Based on broker Piper Jaffray’s estimate of 300,000-500,000 Dash buttons shipped as of October 2015, Fung Global Retail & Technology estimates that at least 600,000 buttons have been sold to date. In August 2016, Amazon expanded the geographical availability of its buttons beyond the US to include the UK, Germany and Austria.
Fung Global Retail & Technology considers Dash buttons significant for the following key reasons:
- The buttons are basically free: Each Amazon Dash button is US$4.99 and comes with a US$4.99 credit towards its first use, making the buttons free to consumers.
- The device offers convenience: Consumers no longer have to log onto Amazon.com or use their phone to order routine items. Once the Dash button is placed logically on the washing machine (or other household appliance, depending on the button) consumers will no longer forget to order detergent. This will allow them to save both time and effort, while at the same time, Amazon can receive orders more quickly.
- The device further cements the bond between Amazon and its customers: The service is designed to entrench consumers further into Amazon’s virtual loop; the more services it offers Prime members, the more likely they will renew their membership, which, in turn, makes them more likely to order from Amazon.
- The device can provide superior margins for Amazon: Members of Amazon Prime are known to want to “get their money’s worth” from their membership fees; meaning, members are not likely to search the web for cheaper deals for smaller savings. This leads to larger margins for Amazon. Figure 4 below shows Amazon’s margins in relation to the number of Prime members it has.
- Dash is a technology platform that leverages the Internet of Things: While the most common use of the button is for replenishing household consumables, the button could be expanded to incorporate other sensors and output devices. It does, in fact, contain a processor, wireless communications, an output device (LED) and a sensor, which are the components of a portable wearable IoT device. It is a low-cost device to connect to the IoT and hackers have even reprogrammed the Dash button to perform additional tasks, such as order pizza, beer, Uber cars and control household electronic devices.
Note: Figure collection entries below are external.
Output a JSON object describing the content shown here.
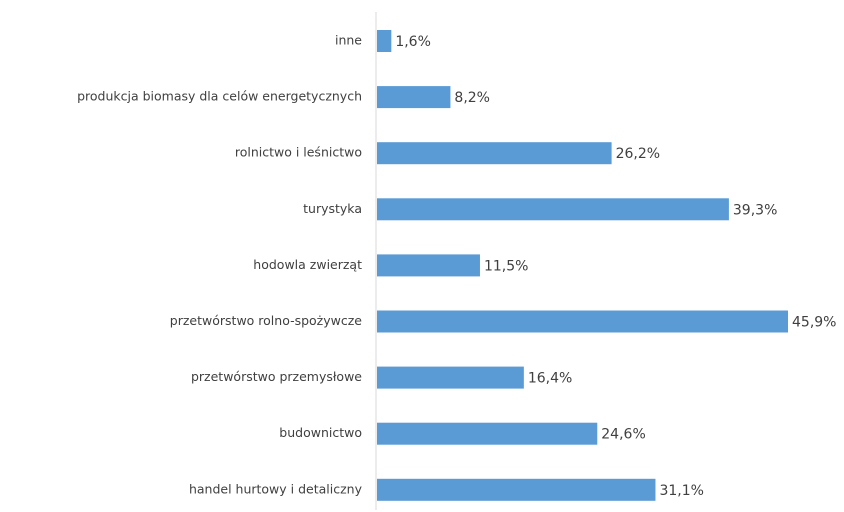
{
  "chart_data": {
    "type": "bar",
    "orientation": "horizontal",
    "title": "",
    "xlabel": "",
    "ylabel": "",
    "grid": false,
    "legend": "none",
    "bar_color": "#5b9bd5",
    "axis_color": "#d9d9d9",
    "xlim": [
      0,
      46
    ],
    "categories": [
      "inne",
      "produkcja biomasy dla celów energetycznych",
      "rolnictwo i leśnictwo",
      "turystyka",
      "hodowla zwierząt",
      "przetwórstwo rolno-spożywcze",
      "przetwórstwo przemysłowe",
      "budownictwo",
      "handel hurtowy i detaliczny"
    ],
    "values": [
      1.6,
      8.2,
      26.2,
      39.3,
      11.5,
      45.9,
      16.4,
      24.6,
      31.1
    ],
    "data_labels": [
      "1,6%",
      "8,2%",
      "26,2%",
      "39,3%",
      "11,5%",
      "45,9%",
      "16,4%",
      "24,6%",
      "31,1%"
    ]
  }
}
- The device represents another benefit exclusive to Prime members: It is an additional feature that Prime members have access to exclusively. Prime-only services include, free two-day shipping, media, such as video and music offerings, and Amazon Prime Now one- or two-hour shipping.
- It promotes Dash Replenishment Service (DRS): Dash Replenishment Service is Amazon’s infrastructure behind its Dash buttons and other connected devices that access Amazon’s retail platform to build automatic reordering experiences for its customers. Selected connected DRS devices include: Aesop Works’ iUSHU, Brita Infinity Smart Water Pitcher and GE appliances.
- The technology provides a source of data to Amazon: It is richly connected to Amazon’s commerce and replenishment system, and tracks time, frequency and location of all orders for each household. It provides another set of data to Amazon so it can optimize sales and profitability.
It turns out Dash buttons are no joke. Rather, they are a simple, elegant Internet of Things (IoT) appliance that enables busy consumers to avoid the tedium of standing in line at a store or even having to pick up their smartphones to reorder everyday consumables. They are also an innovative demonstration of the benefits the IoT can bring to our everyday lives.